Calvin was quoting Scripture as I got up. I walked out, pews creaking some more, people turning to watch. Mom had little choice but to follow, and I was relieved to step outside in the fresh air and sunshine. A few hours later the phone rang in the house, and I answered. It was Calvin.

He’d always been wonderful to me and was my only visitor at Appalachian Hall.

It was a happy moment during my stay when he showed up one afternoon.

A nurse announced that someone was in the lobby to see me.

Calvin and I talked for an hour, and I told him everything that was going on. He prayed that I would get better.

“Patsy, I saw you get up and leave church,” Calvin said over the phone in his Texas drawl.

“Yes, sir. I just couldn’t sit there.”

“I want you to come to the college vespers with me tonight. I want you to play your guitar for everyone and sing one of the songs you wrote.”

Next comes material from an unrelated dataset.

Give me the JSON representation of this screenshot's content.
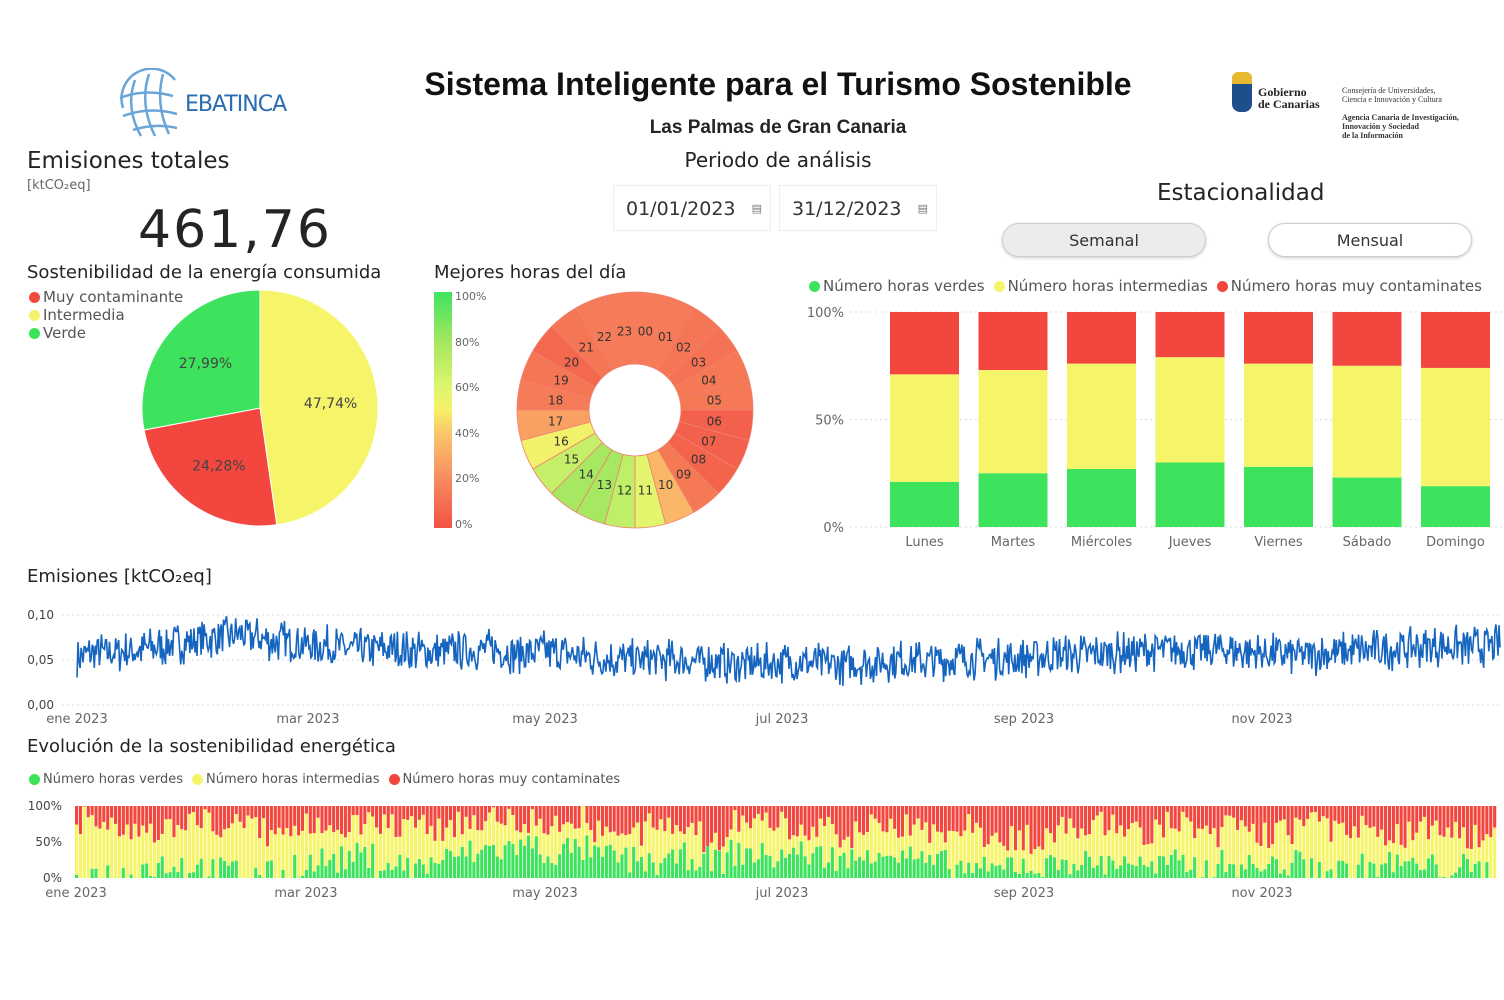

I felt my insides cringe at the thought.

I knew only three or four chords on the guitar I’d bought at Finkelstein’s Pawn Shop in Asheville, the same place I would get my manual typewriter for college.

But I couldn’t say no to Calvin. I’d adored him ever since we’d moved to Montreat, and his family was good to ours.

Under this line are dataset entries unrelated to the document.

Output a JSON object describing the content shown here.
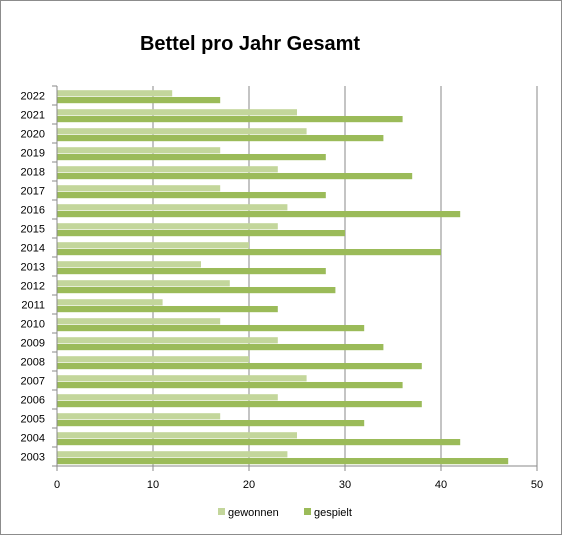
{
  "chart_data": {
    "type": "bar",
    "orientation": "horizontal",
    "title": "Bettel pro Jahr Gesamt",
    "categories": [
      "2003",
      "2004",
      "2005",
      "2006",
      "2007",
      "2008",
      "2009",
      "2010",
      "2011",
      "2012",
      "2013",
      "2014",
      "2015",
      "2016",
      "2017",
      "2018",
      "2019",
      "2020",
      "2021",
      "2022"
    ],
    "series": [
      {
        "name": "gewonnen",
        "color": "#c3d69b",
        "values": [
          24,
          25,
          17,
          23,
          26,
          20,
          23,
          17,
          11,
          18,
          15,
          20,
          23,
          24,
          17,
          23,
          17,
          26,
          25,
          12
        ]
      },
      {
        "name": "gespielt",
        "color": "#9bbb59",
        "values": [
          47,
          42,
          32,
          38,
          36,
          38,
          34,
          32,
          23,
          29,
          28,
          40,
          30,
          42,
          28,
          37,
          28,
          34,
          36,
          17
        ]
      }
    ],
    "xlim": [
      0,
      50
    ],
    "xticks": [
      0,
      10,
      20,
      30,
      40,
      50
    ],
    "grid": true,
    "legend": "bottom"
  }
}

They’d have us over for Thanksgiving dinner and Calvin would warn us to be careful about biting into lead shot as we ate the duck he’d hunted.

Now and then he’d take me to Custer’s Last Stand in Black Mountain where the locals went for soft-serve ice cream dipped in chocolate or covered with sprinkles.

It was open only in the summer, and we’d sit at tables to the hissing of the bug zapper mounted on a pole.

I got off the phone and hurried to my bedroom, unclamping the cardboard case with my steel-string guitar that needed tuning. Calvin knew I used to play for my church youth group. I practiced one of my songs for a few minutes, making sure I remembered lyrics that are long since forgotten.